Inflation adds uncertainty to financial future

With inflation reaching the highest levels in the past 30 years, Canadians trying to refocus on their financial future now face a new uncertainty: the effects of rising inflation on their retirement savings.

According to RBC’s annual Financial Independence in Retirement Poll, inflation has now moved into the top three concerns Canadians have about retirement for the first time in more than a decade.

Inflation is also limiting the ability of Canadians to increase any savings, as it continues to drive up the costs of fixed expenses – a key savings barrier referenced by 29 per cent of poll respondents, with the largest number of these (40 per cent) being aged 25 to 34. A majority (85 per cent) of this younger age group also worries the most about trying to balance saving for today versus saving for their future.
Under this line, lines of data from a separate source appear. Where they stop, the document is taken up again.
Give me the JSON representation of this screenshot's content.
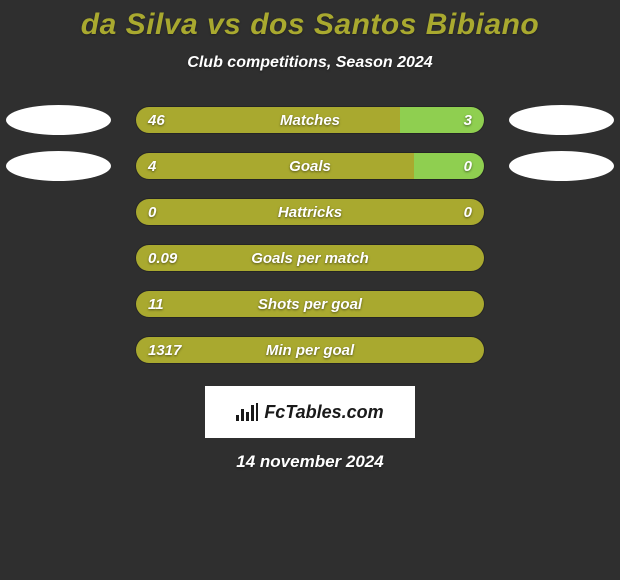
{
  "background_color": "#2f2f2f",
  "title": "da Silva vs dos Santos Bibiano",
  "title_color": "#a9a92f",
  "subtitle": "Club competitions, Season 2024",
  "left_color": "#a9a92f",
  "right_color": "#8fcf50",
  "neutral_color": "#a9a92f",
  "rows": [
    {
      "label": "Matches",
      "left_val": "46",
      "right_val": "3",
      "left_pct": 76,
      "right_pct": 24,
      "oval_left": true,
      "oval_right": true
    },
    {
      "label": "Goals",
      "left_val": "4",
      "right_val": "0",
      "left_pct": 80,
      "right_pct": 20,
      "oval_left": true,
      "oval_right": true
    },
    {
      "label": "Hattricks",
      "left_val": "0",
      "right_val": "0",
      "left_pct": 100,
      "right_pct": 0,
      "oval_left": false,
      "oval_right": false
    },
    {
      "label": "Goals per match",
      "left_val": "0.09",
      "right_val": "",
      "left_pct": 100,
      "right_pct": 0,
      "oval_left": false,
      "oval_right": false
    },
    {
      "label": "Shots per goal",
      "left_val": "11",
      "right_val": "",
      "left_pct": 100,
      "right_pct": 0,
      "oval_left": false,
      "oval_right": false
    },
    {
      "label": "Min per goal",
      "left_val": "1317",
      "right_val": "",
      "left_pct": 100,
      "right_pct": 0,
      "oval_left": false,
      "oval_right": false
    }
  ],
  "branding": "FcTables.com",
  "date": "14 november 2024"
}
There is a key difference across all age groups, however, despite the uncertainties posed by the pandemic and rising inflation. Today, almost half (48 per cent) of Canadians have a financial plan and the majority (86 per cent) of those say they are feeling positive about their financial future because of that plan.

“The unexpected has changed lives over the past two years, but if you have a plan,
it’s easier to adapt to those changes,” says Stuart Gray, Director – Financial Planning
Centre of Expertise, RBC. “A plan helps you keep on top of your finances, so you know
what adjustments you can make for changing circumstances while saving for today
and investing for the future.”

One strong indicator that Canadians want to refocus on their financial future: RRSPs are making a big comeback. After seven years of trending downward – and last year’s historic low of 46 per cent – RRSPs have rebounded and now over half (53 per cent) of Canadians have RRSPs in place to save and invest for their retirement. Also, within those RRSPs, more Canadians are holding mutual funds (36 per cent vs. 30 per cent last year), stocks (20 per cent vs. 14 per cent) and ETFs (11 per cent vs. 7 per cent).

Another future-focused indication in poll findings: the percentage of Canadians who are building their investment portfolios has risen to 28 per cent from 25 per cent last year (and 10 points higher than a decade ago). Of particular note, younger investors aged 25 to 34 are also expressing the most interest in building these portfolios (32 per cent). Since the onset of the pandemic, these younger investors are also focusing more attention on the value of their investments (22 per cent) and almost half (48 per cent) indicate they are willing to pay fees if this offers the opportunity to gain higher returns on those investments.

“When assessing value, investment performance  after fees is what really matters. It’s encouraging to see that younger Canadians understand how crucial this is in achieving your retirement savings goals and building a strong financial future,” adds Gray.